Specifically, the Proposed Rule addresses this deficiency by creating a new G-code that can be billed by primary care physicians who coordinate services for a beneficiary after discharge from a hospital, in order to capture the activities involved in the patient's transition from the treating physician in the facility to a "community physician and NPP." CMS anticipates that most community physicians and NPPs will be primary care physicians. The code would be paid for all non-face-to-face services provided by the community physician or qualified non-physician practitioner (NPP), or by clinical staff or office-based case mangers under the supervision of the physician or NPP, provided within 30 days of discharge. The new code would be payable once during the transition period to a single community physician or NPP who assumes the responsibility for the patient's post-discharge transitional care management. In order to pay only once, CMS will accept the first claim it receives. In addition, the proposal would require that the physician or NPP must have billed an E/M visit for the patient within 30 days prior to the hospital discharge or within the first 14 days of the post-discharge period. Further, when physicians or NPPs bill certain current hospital discharge or SNF discharge management codes, the G-code could not be billed separately. Further, physicians and NPPs that bill for a procedure within a global period would not be entitled to payment. Consequently, physicians that provide services and then continue to follow the patient after discharge would not be eligible to bill for the G-code.
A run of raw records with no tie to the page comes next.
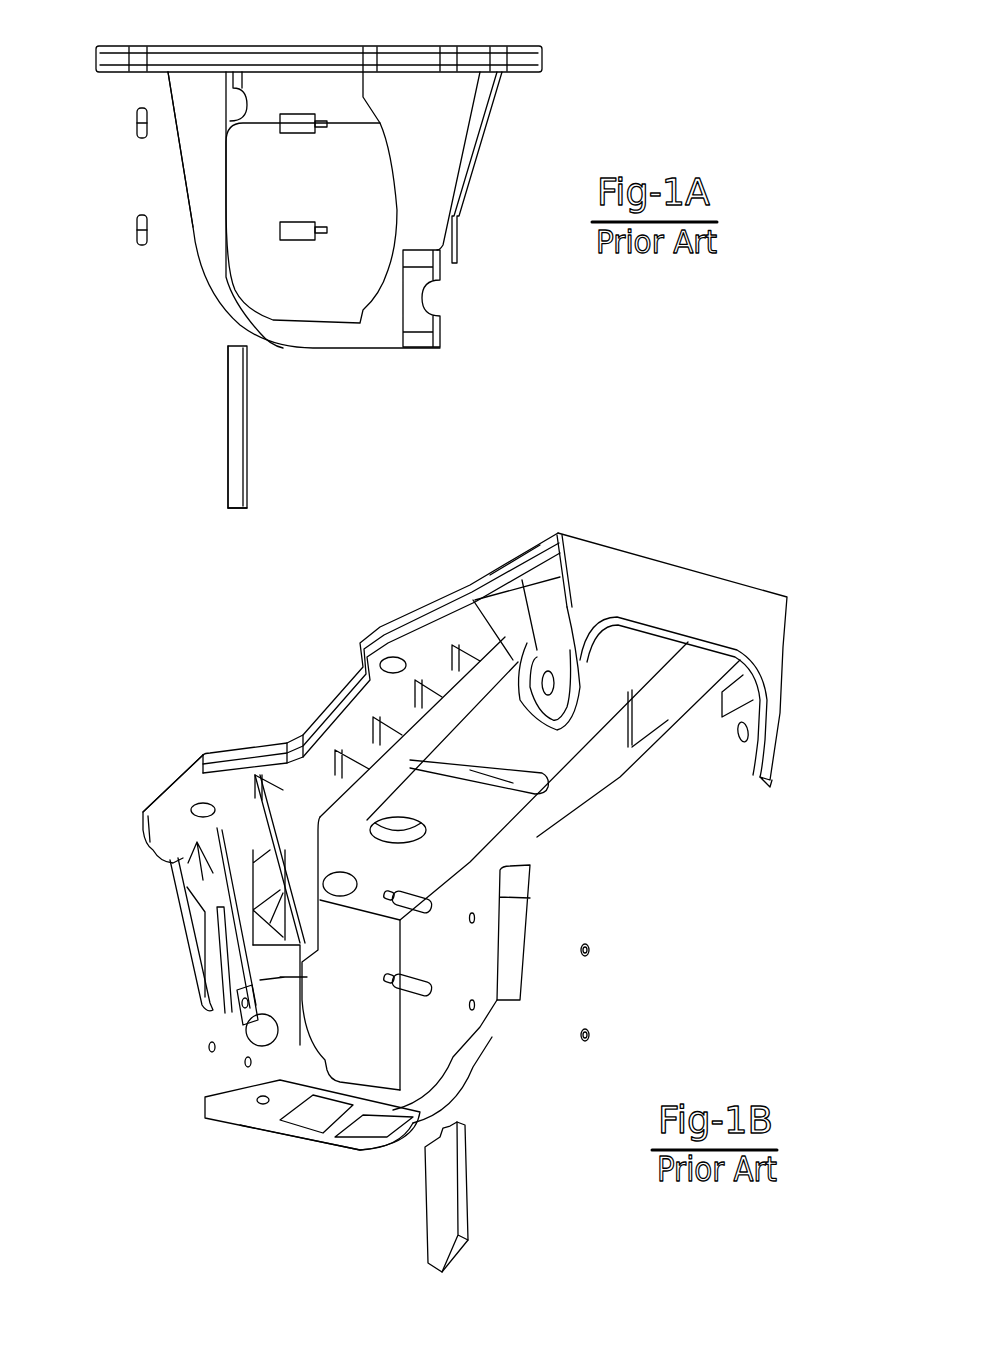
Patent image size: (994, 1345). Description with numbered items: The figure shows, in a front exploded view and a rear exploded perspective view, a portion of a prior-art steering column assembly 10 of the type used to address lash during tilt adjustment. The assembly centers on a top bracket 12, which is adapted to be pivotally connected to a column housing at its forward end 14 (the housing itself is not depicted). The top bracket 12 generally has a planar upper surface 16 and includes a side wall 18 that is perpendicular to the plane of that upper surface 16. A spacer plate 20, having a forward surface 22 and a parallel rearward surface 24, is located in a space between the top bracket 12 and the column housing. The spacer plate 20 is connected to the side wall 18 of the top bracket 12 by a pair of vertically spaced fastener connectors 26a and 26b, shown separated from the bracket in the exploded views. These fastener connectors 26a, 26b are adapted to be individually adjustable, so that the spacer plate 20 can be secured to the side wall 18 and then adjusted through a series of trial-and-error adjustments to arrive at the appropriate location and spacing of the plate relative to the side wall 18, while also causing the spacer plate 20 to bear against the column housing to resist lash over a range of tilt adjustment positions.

In FIG. 1A, the steering column assembly 10 is at (500, 307).
In FIG. 1B, the steering column assembly 10 is at (137, 1013).
In FIG. 1A, the top bracket 12 is at (447, 113).
In FIG. 1B, the top bracket 12 is at (617, 792).
In FIG. 1B, the forward end 14 is at (700, 590).
In FIG. 1A, the planar upper surface 16 is at (272, 47).
In FIG. 1B, the planar upper surface 16 is at (327, 713).
In FIG. 1B, the side wall 18 is at (483, 972).
In FIG. 1A, the spacer plate 20 is at (237, 510).
In FIG. 1B, the spacer plate 20 is at (468, 1200).
In FIG. 1A, the forward surface 22 is at (247, 422).
In FIG. 1A, the rearward surface 24 is at (227, 407).
In FIG. 1A, the fastener connector 26a is at (307, 222).
In FIG. 1B, the fastener connector 26a is at (420, 980).
In FIG. 1A, the fastener connector 26b is at (142, 215).
In FIG. 1B, the fastener connector 26b is at (593, 1028).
In order to bill for the new G-Code, CMS has proposed that the services provided would include the following:

  • Assuming responsibility for the beneficiary's care without a gap
    • Obtaining and reviewing discharge summary
    • Reviewing diagnostic tests and treatment
    • Updating the medical record based on discharge summary
  • Establishing or adjusting the beneficiary's plan of care to reflect certain required elements
    • Assessment of the beneficiary's health status, medical needs, functional status, pain control, and psychosocial needs following discharge
  • Communication with the beneficiary or caregiver, including education of patient/caregiver within two days of discharge
    • Assessment of understanding of medication regimen
    • Assessment of other post-discharge care plan items
  • Communication with other health care professionals
  • Assessment of follow-up needs
  • Establishment and re-establishment of community resources
  • Assistance in scheduling follow-up visits

Ober|Kaler's Comments

The creation of a new post-discharge transitional care management code is intended to focus on the benefits of having primary care physicians managing beneficiary care, thereby reducing inpatient readmission rates. This proposal is in line with the administration's goals of benefitting primary care and providing greater reimbursement to primary care physicians. Both primary care physicians, NPPs and specialists will need to pay close attention to the details of the final rule to determine whether the detailed list of services provided by the new code will be adequately reimbursed and whether the exclusion of physicians who have billed for a service using a global surgery code should automatically be excluded from receiving such payments.